I left fundamentalist Christianity for good one-and-a-half years ago. The journey of deprogramming my mind from the black-and-white thinking has been painful and traumatic, and it is still going on.

I was religious my entire life, so in order to create a new belief system, I thought I would join a movement that was more modern and less severe than Christianity. In May 2005 I attended my last service at a main-stream Christian church, the following Sunday I went to a Unity Church--just for something to do. I wasn't prepared for what I found. Everything sounded heretic to me.
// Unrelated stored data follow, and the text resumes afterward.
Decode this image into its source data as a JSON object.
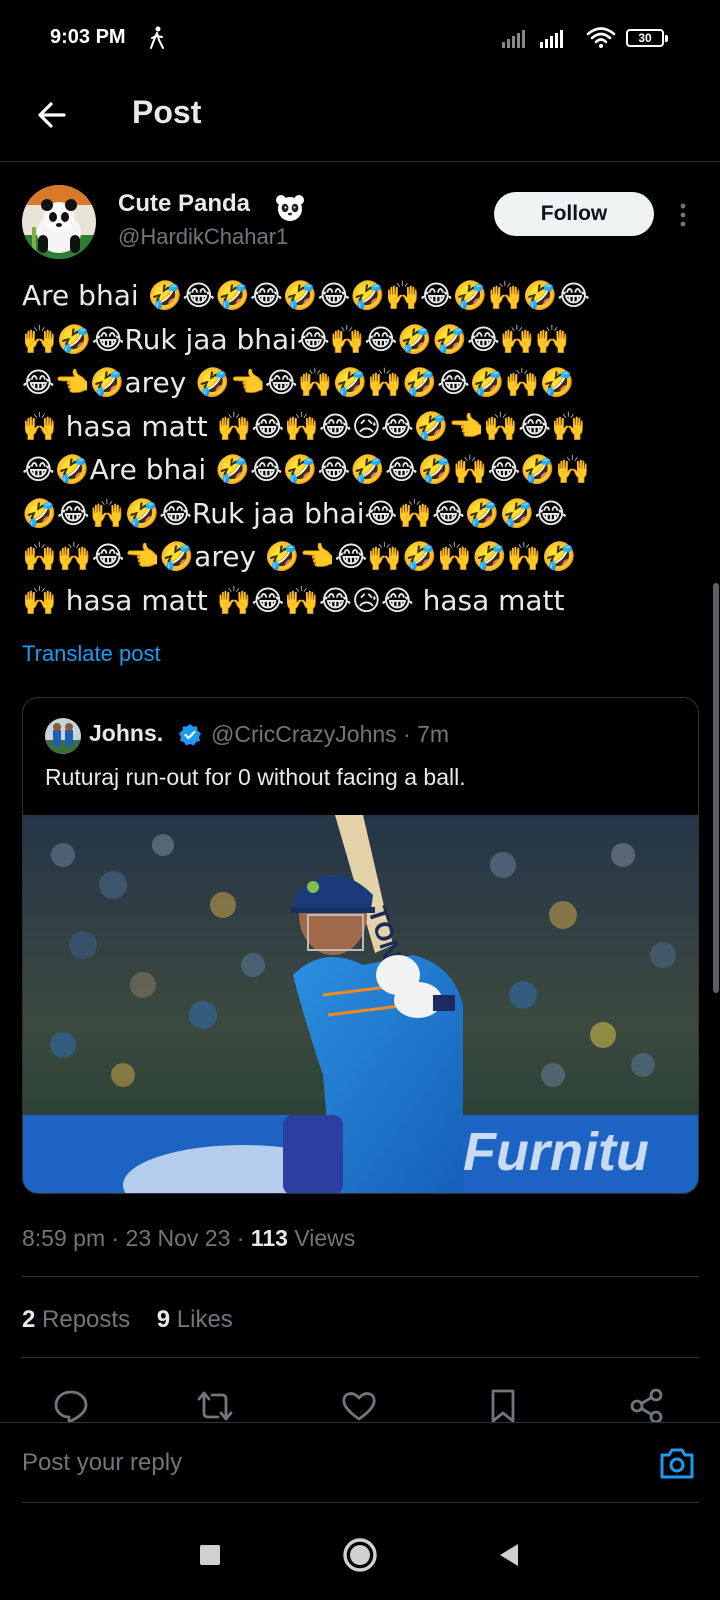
{
  "status_bar": {
    "time": "9:03 PM",
    "battery": "30"
  },
  "header": {
    "title": "Post"
  },
  "author": {
    "name": "Cute Panda",
    "handle": "@HardikChahar1",
    "follow_label": "Follow"
  },
  "post": {
    "lines": [
      "Are bhai 🤣😂🤣😂🤣😂🤣🙌😂🤣🙌🤣😂",
      "🙌🤣😂Ruk jaa bhai😂🙌😂🤣🤣😂🙌🙌",
      "😂👈🤣arey 🤣👈😂🙌🤣🙌🤣😂🤣🙌🤣",
      "🙌 hasa matt 🙌😂🙌😂😥😂🤣👈🙌😂🙌",
      "😂🤣Are bhai 🤣😂🤣😂🤣😂🤣🙌😂🤣🙌",
      "🤣😂🙌🤣😂Ruk jaa bhai😂🙌😂🤣🤣😂",
      "🙌🙌😂👈🤣arey 🤣👈😂🙌🤣🙌🤣🙌🤣",
      "🙌 hasa matt 🙌😂🙌😂😥😂 hasa matt"
    ],
    "translate_label": "Translate post",
    "time": "8:59 pm · 23 Nov 23 · ",
    "views_count": "113",
    "views_label": " Views"
  },
  "quote": {
    "name": "Johns.",
    "handle": "@CricCrazyJohns · 7m",
    "text": "Ruturaj run-out for 0 without facing a ball.",
    "media_text_bat": "TON",
    "media_text_board": "Furnitu"
  },
  "stats": {
    "reposts_count": "2",
    "reposts_label": " Reposts",
    "likes_count": "9",
    "likes_label": " Likes"
  },
  "reply": {
    "placeholder": "Post your reply"
  },
  "colors": {
    "accent": "#1d9bf0",
    "background": "#000000",
    "text": "#e7e9ea",
    "muted": "#71767b"
  }
}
But I also felt accepted unconditionally, and the belief system seemed like something I could use.

For my taste, the Unity church overly uses both the Bible and Jesus, which were used by main-stream Christianity to terrorize me. They said the book was divinely inspired, that I had to believe in Jesus to be saved from eternal hell, and that even thinking that Jesus may not be the son of God meant eternal damnation. At Unity they see the Bible as a metaphysical book, but I still don't want to hear about it. It may take a few years before I can really use the so-called wisdom from the book.

Jesus and textbook aside, the principles of Unity are awesome. I just wish they wouldn't need that to bring the positive message across. But quite frankly, I have learned to see past that and to enjoy the positive, enlightening teachings.

Of course, the teachings are not exclusive to Unity. What they believe is similar to what, say, Wayne Dyer talks about all the time. But famous gurus charge people big bucks for public appearances--I don't have to dish out much money to go to church on Sundays to meet others who believe somewhat the same as me. The somewhat is emphasized because I do not agree with everything that's said, but that's the beauty of it. I can be myself. I can have my own esoteric spirituality and nobody is judging me for it.

It might as well be a Science of Mind church or any other metaphysical organization. I refuse to profess exclusive partisanship toward the Unity church I attend, for doing that would be akin to falling prey to religion yet again. So I see these people as friends who allow me to believe as I wish and who accept me as I am. I love it.

1 comment:

AutoDT said...

Very interesting! You do not need to believe in a God or gods, etc., to reach the Kingdom of God. The sacred Kingdom lies within us all.

May the path you take bring you peace and happiness.